Consumer fraud litigation includes individual cases as well as class actions that have been filed throughout the country. These cases involve wrongful conduct of insurance and finance companies including fraud and bad faith.
Types of Fraud
Corporate Fraud
With scandals involving Enron, WorldCom, Global Crossing, Merrill Lynch and other corporate giants, there has been an outcry for corporate accountability. Many law firms are investigating and assisting investors nationwide to recover losses caused by the alleged inappropriate acts and actions of brokerage houses. Many investors are complaining that they have lost money because of the failure of companies and brokerage houses to disclose material adverse information and artificially inflating the companies reported results on its financial statements and other forms of accounting irregularities.
Finance Fraud
Financial fraud involves lending institutions which typically target the most vulnerable people in society. These lenders are commonly referred to as “predatory lenders” and target minorities, the economically disadvantaged and the uneducated in an effort to realize huge profits. These lenders charge the borrowers higher rates of interest, require credit insurance products, require exorbitant up-front fees and include prepayment penalties. Most predatory lenders require the customer to purchase unnecessary credit insurance products. Additionally, these insurance products are grossly overpriced and essentially worthless to the consumer.
These companies engage in a practice known as “flipping” which involves a borrower constantly being flipped from one loan to another. This practice is extremely profitable to the lender, but devastating to the borrower’s ability to ever pay off the loan.
Another “predatory” practice known as “packing” involves unnecessary property, life and/or disability insurance being placed on the loan for no other reason, except the increased profit.
Another practice of the financial industry is known as “equity stripping” which involves a scheme to get the equity in your home pledged to a high risk separate loan, resulting in consumers losing their homes.
Insurance Bad Faith
Bad faith claims arise when a company with whom you have a contract fails to act within the terms of that contract. In the case of your insurance company, this may happen if it fails to promptly or properly defend or pay a claim. An insurance company has a duty to deal fairly with its customers, giving more consideration to its insured customers than to its own interest. Whenever your insurance company fails to honor its obligations in its contract with you, you may have a claim for bad faith. An insurance company is required to investigate all claims and find out information about anything that might support their insured’s claim.
Insurance contracts are written to reflect current case law. Known terms which seem self-evident to the insured may actually have special interpretations to the insurance company and not to the insured. All insurance contracts are interpreted in a court to carry out the reasonable expectations of the insured party. The contract will be studied to obtain its meaning, and such meaning must be clear and unmistakable. Generally, any terms which are not clear will be interpreted to benefit the insured. You do not have to prove that the company intended to cause harm, only that they failed to honor their agreement and had no cause not to pay the claim.

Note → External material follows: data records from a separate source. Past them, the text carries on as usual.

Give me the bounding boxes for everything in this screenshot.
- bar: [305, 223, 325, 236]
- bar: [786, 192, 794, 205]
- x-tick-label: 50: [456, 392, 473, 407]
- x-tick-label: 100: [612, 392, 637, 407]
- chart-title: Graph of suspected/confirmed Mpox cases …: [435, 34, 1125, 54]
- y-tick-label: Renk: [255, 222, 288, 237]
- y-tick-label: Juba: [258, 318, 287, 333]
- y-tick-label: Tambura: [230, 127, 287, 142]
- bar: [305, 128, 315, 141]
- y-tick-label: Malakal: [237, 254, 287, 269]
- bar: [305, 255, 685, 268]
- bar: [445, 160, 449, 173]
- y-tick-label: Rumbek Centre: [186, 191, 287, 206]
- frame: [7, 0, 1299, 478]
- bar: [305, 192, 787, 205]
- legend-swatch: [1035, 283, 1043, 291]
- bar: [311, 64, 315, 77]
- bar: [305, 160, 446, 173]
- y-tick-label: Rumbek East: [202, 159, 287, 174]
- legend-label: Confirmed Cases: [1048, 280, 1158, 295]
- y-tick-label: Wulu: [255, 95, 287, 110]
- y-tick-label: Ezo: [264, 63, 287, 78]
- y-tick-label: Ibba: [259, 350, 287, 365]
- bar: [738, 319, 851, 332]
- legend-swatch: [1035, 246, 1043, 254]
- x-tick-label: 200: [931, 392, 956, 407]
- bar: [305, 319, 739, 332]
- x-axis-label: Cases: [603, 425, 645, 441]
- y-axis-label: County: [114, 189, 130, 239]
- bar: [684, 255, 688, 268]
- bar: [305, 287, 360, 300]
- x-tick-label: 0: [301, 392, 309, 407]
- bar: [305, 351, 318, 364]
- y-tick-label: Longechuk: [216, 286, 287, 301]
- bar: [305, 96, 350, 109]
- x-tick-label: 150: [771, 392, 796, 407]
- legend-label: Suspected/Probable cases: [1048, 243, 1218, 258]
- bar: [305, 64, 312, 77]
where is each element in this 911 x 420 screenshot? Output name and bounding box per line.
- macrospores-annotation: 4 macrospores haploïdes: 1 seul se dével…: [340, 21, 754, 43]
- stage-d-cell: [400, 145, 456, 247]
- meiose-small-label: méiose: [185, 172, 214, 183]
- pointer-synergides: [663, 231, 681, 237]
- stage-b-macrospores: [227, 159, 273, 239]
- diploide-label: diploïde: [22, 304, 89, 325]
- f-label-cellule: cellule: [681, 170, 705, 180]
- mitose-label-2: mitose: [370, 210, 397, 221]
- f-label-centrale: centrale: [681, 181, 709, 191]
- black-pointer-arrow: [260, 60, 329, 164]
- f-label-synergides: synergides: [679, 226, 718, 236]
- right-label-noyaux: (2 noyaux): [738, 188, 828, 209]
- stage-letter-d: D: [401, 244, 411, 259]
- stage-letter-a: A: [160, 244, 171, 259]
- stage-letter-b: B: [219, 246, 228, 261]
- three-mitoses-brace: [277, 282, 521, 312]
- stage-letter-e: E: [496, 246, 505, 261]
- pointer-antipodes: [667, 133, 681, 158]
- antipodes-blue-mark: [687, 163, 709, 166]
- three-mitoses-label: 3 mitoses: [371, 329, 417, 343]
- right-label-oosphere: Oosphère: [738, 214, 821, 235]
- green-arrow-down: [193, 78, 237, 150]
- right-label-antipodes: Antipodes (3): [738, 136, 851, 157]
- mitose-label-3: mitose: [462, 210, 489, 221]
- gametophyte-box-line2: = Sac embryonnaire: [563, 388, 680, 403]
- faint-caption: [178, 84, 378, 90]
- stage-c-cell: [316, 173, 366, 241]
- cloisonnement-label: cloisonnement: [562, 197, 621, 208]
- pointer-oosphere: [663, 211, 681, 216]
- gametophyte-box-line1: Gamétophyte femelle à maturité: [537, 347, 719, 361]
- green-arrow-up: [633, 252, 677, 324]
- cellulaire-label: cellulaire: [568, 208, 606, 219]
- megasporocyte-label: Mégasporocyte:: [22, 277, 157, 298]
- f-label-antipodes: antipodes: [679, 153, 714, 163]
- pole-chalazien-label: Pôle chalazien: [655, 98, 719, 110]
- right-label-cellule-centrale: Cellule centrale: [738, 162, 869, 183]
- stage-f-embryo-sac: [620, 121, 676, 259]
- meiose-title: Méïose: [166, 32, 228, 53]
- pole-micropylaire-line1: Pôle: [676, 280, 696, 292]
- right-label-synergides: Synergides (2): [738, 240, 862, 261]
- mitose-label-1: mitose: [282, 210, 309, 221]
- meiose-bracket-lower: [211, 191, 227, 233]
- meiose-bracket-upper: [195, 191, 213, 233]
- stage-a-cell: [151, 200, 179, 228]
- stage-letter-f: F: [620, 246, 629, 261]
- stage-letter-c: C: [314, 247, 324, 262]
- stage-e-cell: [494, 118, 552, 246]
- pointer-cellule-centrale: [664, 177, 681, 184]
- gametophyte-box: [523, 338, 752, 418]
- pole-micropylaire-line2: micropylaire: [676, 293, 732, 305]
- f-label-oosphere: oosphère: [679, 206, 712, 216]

Other Insurance Fraud Cases
The term “insurance fraud” often brings to mind the insurance claimant who manufactures or fakes an injury in order to bilk an insurance company. However, in the context of “mass” and “class” legal actions, it is the insurance company that is accused of committing the fraud and bilking the insured, not the other way around.
One area that has been ripe for mass legal action is what is known as the “vanishing premium” case. These cases involve customers being falsely told that if they make their premium payments for a certain amount of time (for example, 10 years) they never have to make any other premium payments and the policies will pay for themselves at that point, or that premiums on universal life policies are “fixed”, when in fact the premiums will require increases in order to maintain the policy in later years.
May major companies have been involved in legal wranglings over these types of allegations.
Race-based Premium Discrimination
Another area ripe for mass legal action involves the sale of race-based insurance premiums. During the 1930’s through the 1970’s, several insurance companies engaged in the shameful practice of charging “race-based insurance premiums” on so-called “burial policies” and/or “industrial life policies”. This reprehensible practice involved a national scheme to unlawfully charge African Americans higher insurance premiums based solely on the color of their skin.